Ich denke, sie könnten einige Daten von Support-Fällen verwenden, aber aus einer Makro-Perspektive. Zumindest von meiner Seite aus habe ich nie direkt bei dieser Art von Analyse mitgewirkt.

Interessiert es die Menschen in Brasilien, dass Kaspersky russische Wurzeln hat?

Nein. Hier in Brasilien, zumindest soweit ich weiß, ist den Leuten die Herkunft des Unternehmens, für das ich arbeite, nicht so wichtig. Ich weiß, dass Leute auf Unternehmensebene deswegen echte Probleme bekommen können. Aber von meiner Familie, meinen Freunden oder in den sozialen Medien bin ich noch nie auf die russischen Wurzeln von Kaspersky angesprochen worden.

In Europa waren einige Leute wegen des Ukraine-Konflikts plötzlich sehr angespannt.

Ja, ich weiß. Aber es ist wie bei allen anderen Nachrichten, die aus dem Ausland kommen: In den ersten zwei Wochen wurde auch hier noch viel über die Ukraine gesprochen, jetzt hört man kaum noch davon in den Nachrichten. Außerdem finden in Brasilien dieses Jahr Wahlen statt. Viele sind deshalb jetzt mehr an den Kosten interessiert, die einer der Kandidaten für eine Hochzeitsfeier ausgibt.

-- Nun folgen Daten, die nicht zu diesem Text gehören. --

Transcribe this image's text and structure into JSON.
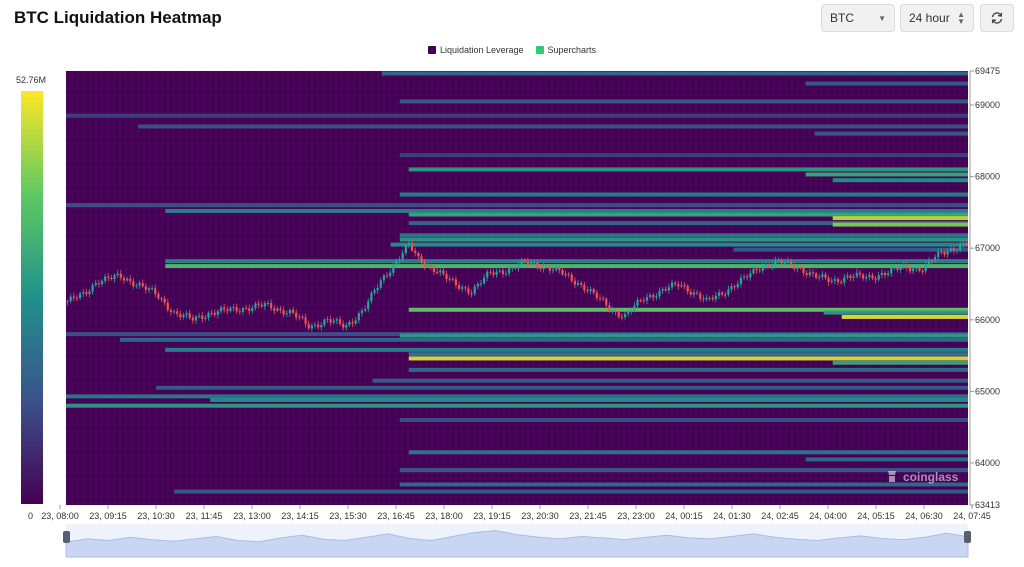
{
  "header": {
    "title": "BTC Liquidation Heatmap",
    "symbol_select": "BTC",
    "range_select": "24 hour",
    "refresh_icon": "refresh-icon"
  },
  "watermark": {
    "text": "coinglass",
    "icon": "coinglass-logo-icon"
  },
  "colors": {
    "background": "#440154",
    "low": "#3b528b",
    "mid": "#21918c",
    "high": "#5ec962",
    "max": "#fde725",
    "candle_up": "#26a69a",
    "candle_down": "#ef5350",
    "navigator_fill": "#c9d6f2"
  },
  "chart_data": {
    "type": "heatmap",
    "legend": [
      {
        "label": "Liquidation Leverage",
        "color": "#440154"
      },
      {
        "label": "Supercharts",
        "color": "#2ecc71"
      }
    ],
    "colorbar": {
      "max_label": "52.76M",
      "min_label": "0"
    },
    "y_axis": {
      "min": 63413,
      "max": 69475,
      "ticks": [
        69475,
        69000,
        68000,
        67000,
        66000,
        65000,
        64000,
        63413
      ]
    },
    "x_axis": {
      "tick_labels": [
        "23, 08:00",
        "23, 09:15",
        "23, 10:30",
        "23, 11:45",
        "23, 13:00",
        "23, 14:15",
        "23, 15:30",
        "23, 16:45",
        "23, 18:00",
        "23, 19:15",
        "23, 20:30",
        "23, 21:45",
        "23, 23:00",
        "24, 00:15",
        "24, 01:30",
        "24, 02:45",
        "24, 04:00",
        "24, 05:15",
        "24, 06:30",
        "24, 07:45"
      ]
    },
    "liquidation_bands": [
      {
        "price": 69440,
        "start": 0.35,
        "intensity": 0.35
      },
      {
        "price": 69300,
        "start": 0.82,
        "intensity": 0.3
      },
      {
        "price": 69050,
        "start": 0.37,
        "intensity": 0.3
      },
      {
        "price": 68850,
        "start": 0.0,
        "intensity": 0.2
      },
      {
        "price": 68700,
        "start": 0.08,
        "intensity": 0.25
      },
      {
        "price": 68600,
        "start": 0.83,
        "intensity": 0.3
      },
      {
        "price": 68300,
        "start": 0.37,
        "intensity": 0.2
      },
      {
        "price": 68100,
        "start": 0.38,
        "intensity": 0.55
      },
      {
        "price": 68030,
        "start": 0.82,
        "intensity": 0.6
      },
      {
        "price": 67950,
        "start": 0.85,
        "intensity": 0.5
      },
      {
        "price": 67750,
        "start": 0.37,
        "intensity": 0.45
      },
      {
        "price": 67600,
        "start": 0.0,
        "intensity": 0.25
      },
      {
        "price": 67520,
        "start": 0.11,
        "intensity": 0.45
      },
      {
        "price": 67470,
        "start": 0.38,
        "intensity": 0.6
      },
      {
        "price": 67420,
        "start": 0.85,
        "intensity": 0.9
      },
      {
        "price": 67350,
        "start": 0.38,
        "intensity": 0.35
      },
      {
        "price": 67330,
        "start": 0.85,
        "intensity": 0.8
      },
      {
        "price": 67180,
        "start": 0.37,
        "intensity": 0.4
      },
      {
        "price": 67120,
        "start": 0.37,
        "intensity": 0.55
      },
      {
        "price": 67050,
        "start": 0.36,
        "intensity": 0.5
      },
      {
        "price": 66980,
        "start": 0.74,
        "intensity": 0.3
      },
      {
        "price": 66820,
        "start": 0.11,
        "intensity": 0.45
      },
      {
        "price": 66750,
        "start": 0.11,
        "intensity": 0.7
      },
      {
        "price": 66140,
        "start": 0.38,
        "intensity": 0.75
      },
      {
        "price": 66100,
        "start": 0.84,
        "intensity": 0.55
      },
      {
        "price": 66040,
        "start": 0.86,
        "intensity": 0.95
      },
      {
        "price": 65800,
        "start": 0.0,
        "intensity": 0.25
      },
      {
        "price": 65780,
        "start": 0.37,
        "intensity": 0.55
      },
      {
        "price": 65720,
        "start": 0.06,
        "intensity": 0.35
      },
      {
        "price": 65580,
        "start": 0.11,
        "intensity": 0.45
      },
      {
        "price": 65520,
        "start": 0.38,
        "intensity": 0.4
      },
      {
        "price": 65460,
        "start": 0.38,
        "intensity": 0.95
      },
      {
        "price": 65400,
        "start": 0.85,
        "intensity": 0.6
      },
      {
        "price": 65300,
        "start": 0.38,
        "intensity": 0.35
      },
      {
        "price": 65150,
        "start": 0.34,
        "intensity": 0.3
      },
      {
        "price": 65050,
        "start": 0.1,
        "intensity": 0.3
      },
      {
        "price": 64930,
        "start": 0.0,
        "intensity": 0.4
      },
      {
        "price": 64880,
        "start": 0.16,
        "intensity": 0.5
      },
      {
        "price": 64800,
        "start": 0.0,
        "intensity": 0.55
      },
      {
        "price": 64600,
        "start": 0.37,
        "intensity": 0.25
      },
      {
        "price": 64150,
        "start": 0.38,
        "intensity": 0.4
      },
      {
        "price": 64050,
        "start": 0.82,
        "intensity": 0.35
      },
      {
        "price": 63900,
        "start": 0.37,
        "intensity": 0.3
      },
      {
        "price": 63700,
        "start": 0.37,
        "intensity": 0.35
      },
      {
        "price": 63600,
        "start": 0.12,
        "intensity": 0.3
      }
    ],
    "price_path": [
      [
        0.0,
        66250
      ],
      [
        0.02,
        66350
      ],
      [
        0.035,
        66550
      ],
      [
        0.06,
        66600
      ],
      [
        0.08,
        66500
      ],
      [
        0.1,
        66350
      ],
      [
        0.12,
        66100
      ],
      [
        0.14,
        66000
      ],
      [
        0.16,
        66100
      ],
      [
        0.19,
        66150
      ],
      [
        0.22,
        66200
      ],
      [
        0.25,
        66100
      ],
      [
        0.27,
        65900
      ],
      [
        0.29,
        66000
      ],
      [
        0.31,
        65900
      ],
      [
        0.33,
        66150
      ],
      [
        0.35,
        66550
      ],
      [
        0.365,
        66800
      ],
      [
        0.38,
        67050
      ],
      [
        0.39,
        66850
      ],
      [
        0.41,
        66700
      ],
      [
        0.43,
        66500
      ],
      [
        0.45,
        66400
      ],
      [
        0.47,
        66650
      ],
      [
        0.49,
        66700
      ],
      [
        0.51,
        66800
      ],
      [
        0.53,
        66750
      ],
      [
        0.55,
        66650
      ],
      [
        0.57,
        66500
      ],
      [
        0.59,
        66300
      ],
      [
        0.61,
        66100
      ],
      [
        0.62,
        66050
      ],
      [
        0.64,
        66300
      ],
      [
        0.66,
        66400
      ],
      [
        0.68,
        66500
      ],
      [
        0.7,
        66350
      ],
      [
        0.71,
        66250
      ],
      [
        0.73,
        66400
      ],
      [
        0.75,
        66550
      ],
      [
        0.77,
        66750
      ],
      [
        0.79,
        66800
      ],
      [
        0.81,
        66750
      ],
      [
        0.83,
        66600
      ],
      [
        0.85,
        66550
      ],
      [
        0.87,
        66600
      ],
      [
        0.89,
        66600
      ],
      [
        0.91,
        66650
      ],
      [
        0.93,
        66750
      ],
      [
        0.95,
        66700
      ],
      [
        0.97,
        66950
      ],
      [
        1.0,
        67050
      ]
    ],
    "volume_profile": [
      0.45,
      0.55,
      0.5,
      0.6,
      0.52,
      0.48,
      0.55,
      0.62,
      0.5,
      0.46,
      0.58,
      0.66,
      0.54,
      0.5,
      0.6,
      0.7,
      0.56,
      0.5,
      0.62,
      0.74,
      0.8,
      0.68,
      0.6,
      0.55,
      0.62,
      0.58,
      0.52,
      0.6,
      0.66,
      0.58,
      0.55,
      0.62,
      0.7,
      0.6,
      0.54,
      0.5,
      0.58,
      0.64,
      0.56,
      0.52,
      0.6,
      0.72,
      0.62
    ]
  }
}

Abschließend eventuell noch etwas über dein Privatleben. Was machst du, wenn du nicht arbeitest? Brasilianer müssen Fußball-Liebhaber sein, oder?

Tatsächlich bin ich kein Fußballfan! Ich gehe gerne mit meiner Familie in den Park oder mit meiner älteren Tochter ins Kino. Wir beide lieben Superheldenfilme. Von Zeit zu Zeit gehe ich auch ins Fitnessstudio. Und ich gehe gerne mit meinen beiden Hunden spazieren.

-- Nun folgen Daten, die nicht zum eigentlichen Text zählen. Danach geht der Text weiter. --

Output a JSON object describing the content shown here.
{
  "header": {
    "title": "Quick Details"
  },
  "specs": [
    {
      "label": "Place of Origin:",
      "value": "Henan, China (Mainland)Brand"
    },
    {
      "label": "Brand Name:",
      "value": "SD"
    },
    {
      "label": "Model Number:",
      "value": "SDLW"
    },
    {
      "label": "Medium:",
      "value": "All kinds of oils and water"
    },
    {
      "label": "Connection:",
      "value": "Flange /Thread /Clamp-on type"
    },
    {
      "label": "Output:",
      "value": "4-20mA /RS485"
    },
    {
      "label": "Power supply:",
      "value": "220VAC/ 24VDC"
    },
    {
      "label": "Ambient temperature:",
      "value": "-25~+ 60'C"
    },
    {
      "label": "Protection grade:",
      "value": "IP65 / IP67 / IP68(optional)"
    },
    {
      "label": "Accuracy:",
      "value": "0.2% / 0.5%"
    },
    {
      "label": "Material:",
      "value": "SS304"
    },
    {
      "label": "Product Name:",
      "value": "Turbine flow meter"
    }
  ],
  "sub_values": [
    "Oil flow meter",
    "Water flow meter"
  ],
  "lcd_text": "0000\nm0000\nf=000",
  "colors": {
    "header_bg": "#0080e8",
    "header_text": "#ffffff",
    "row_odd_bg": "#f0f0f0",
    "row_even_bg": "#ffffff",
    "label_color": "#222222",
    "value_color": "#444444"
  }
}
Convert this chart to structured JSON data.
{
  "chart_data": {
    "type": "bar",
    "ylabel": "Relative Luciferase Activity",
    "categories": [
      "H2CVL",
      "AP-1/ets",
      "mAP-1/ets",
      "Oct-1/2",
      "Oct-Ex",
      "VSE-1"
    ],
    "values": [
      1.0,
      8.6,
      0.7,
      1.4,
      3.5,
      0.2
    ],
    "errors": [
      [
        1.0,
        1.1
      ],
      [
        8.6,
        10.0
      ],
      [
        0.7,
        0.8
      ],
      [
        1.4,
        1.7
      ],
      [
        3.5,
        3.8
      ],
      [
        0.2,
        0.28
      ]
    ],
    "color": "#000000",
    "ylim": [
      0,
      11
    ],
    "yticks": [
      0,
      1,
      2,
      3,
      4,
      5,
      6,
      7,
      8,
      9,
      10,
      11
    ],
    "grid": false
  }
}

Zudem liebe ich es, die Dinge mit Humor zu nehmen. Wann immer ich kann, möchte ich den Menschen um mich herum in schwierigen Situationen ein positives Gefühl vermitteln.

Möchtest du Russland irgendwann einmal besuchen?

Das ist einer meiner Träume! Als ich 14 Jahre alt war, übte ich in einem MSN-Chatraum mein Englisch, und begann dort mit einem russischen Mädchen zu chatten. Nach ein paar Tagen tauschten wir ICQ-Nummern aus, und sie zeigte mir einige Bilder von Russland und erzählte mir, wie es ist, dort zu leben. Damals sah ich zum ersten Mal den Roten Platz.

Ich träume davon, eines Tages. mit einem älteren Russen auf einem Platz in Moskau Schach zu spielen – und in acht Zügen geschlagen zu werden!